The same was occupied by other thieves and debtors of various ages, some of them as young as Nico or even younger. His fellow inmates paid him little notice; mostly they came and went and rarely stopped there for long. Nico was grateful for that as he sat in his corner, nursing his bruised and aching body, his thoughts circling like dark flapping birds intent on tormenting him. Try as he might, he could not help but think of home and his mother.

She would be distraught if she ever heard of what he had become: a common thief caught in the act. She would be angry with him beyond words.

But then, his mother was hardly without fault herself. After all, if he traced his present predicament back a whole year or more, then she was as much to blame for it as he. She was the one who had needed to fill her empty life with a string of ill-suited lovers. She was the one who had chosen to ignore the antagonism between Los and her son, causing Nico to be driven out as a consequence; then driven to this.

Los had been yet another in a long line of his mother's poor choices. On the first night she had brought him home from the crossroads taverna, dressed in fine clothing that was much too loose on him – clearly stolen – the man had eyed the contents of the cottage as if to assess what they were worth, including his mother. It was obvious he had set about catching her that night; the couple had made so much noise in the bedroom that Nico was forced to drag his bedding out to the stable and bed down with their old horse, Happy.

He resented her for it, this weakness regarding men. He knew she had her reasons, knew too that she was hardly the one he should be resenting for what had become of them both, mother and son. But there it was, and he could not help it.

This had already been the worst day of his life, and the rest of it passed in numb shock, timeless and awful. With the falling of night, marked here not in fading daylight but by the snuffing of the lamps and the slamming of distant heavy doors, the stench within the place grew even more fetid, a drifting, clogging miasma that bore with it the smells of the human animal caged too long in its own squalor.

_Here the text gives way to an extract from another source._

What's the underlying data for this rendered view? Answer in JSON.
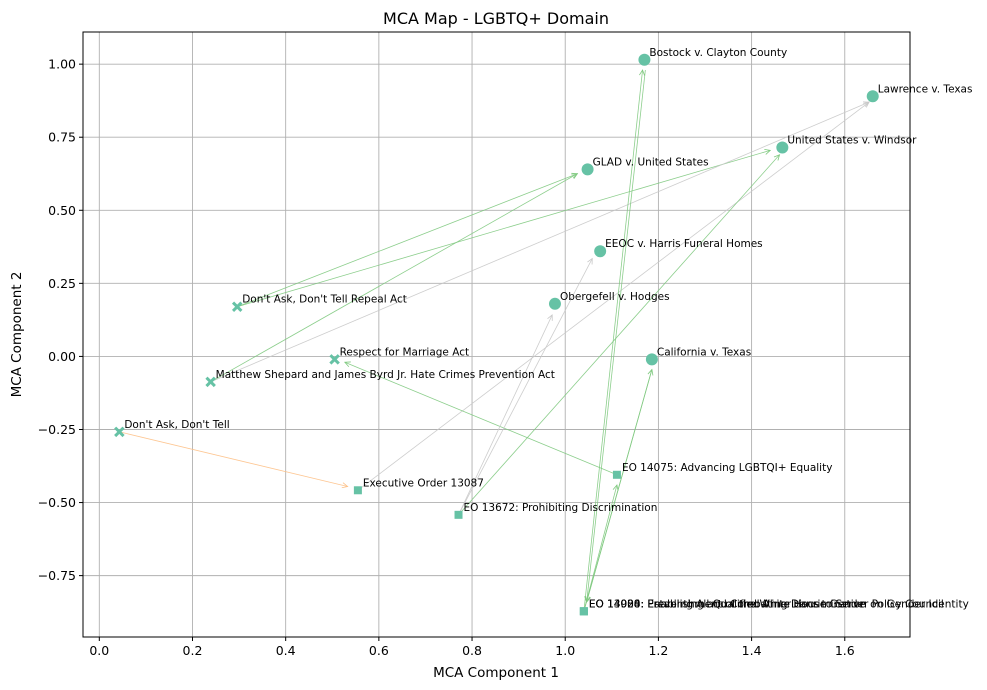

It became so bad that Nico tied his kerchief around his mouth and nose. It helped little though, and he would occasionally have to lean to one side and lift it in order to spit from his mouth the rank taste that had accumulated on his tongue.

It seemed that whatever truce existed between the inmates during the hours of daytime vanished during those long ensuing hours of blackness. A fight broke out in another cell, shouts and catcalls and then the long keening howls of a man in pain, which dimmed to the occasional sob and then to nothing. For a time, a dull thudding penetrated the stone wall at his back, as though someone was crashing his head against the other side, while shouting out with each impact muted words that might have been, let me out, let me out.

Nico could not bring himself to sleep in such a place. Still, he was tired, exhausted from the day's events, and the thought of those still to come. So he lay awake listening to the snores of his cellmates, swiping the odd cockroach from his body, and cursed himself for ever coming to this city, for bringing Boon along with him, for getting involved with Lena and her fool ideas.

He had known that she was not to be trusted, having displayed few signs of scruples in his company. What was she doing now, at this same moment, he wondered? Did she even care that he had been seized by the Guards and thrown in the city gaol to await his punishment? He doubted it.

Nico stared into the gloom, only too aware of what they did to thieves in the city. It was this fate he was trying most of all not to think about. Last Harvest Festival he had seen a thief flogged and branded for his crime, and the young delinquent had not been much older than Nico himself.

Nico did not know if he could bear such punishment.

*

Sometime later in the night he jerked from a daze to find a hand pressed against his leg and a face breathing foul air into his own. He jerked upright, shoved the unseen man's weight away from him, shouted something that was more a cry of fright than distinct words. A muttered curse in the darkness, the scraping shuffle of someone retreating.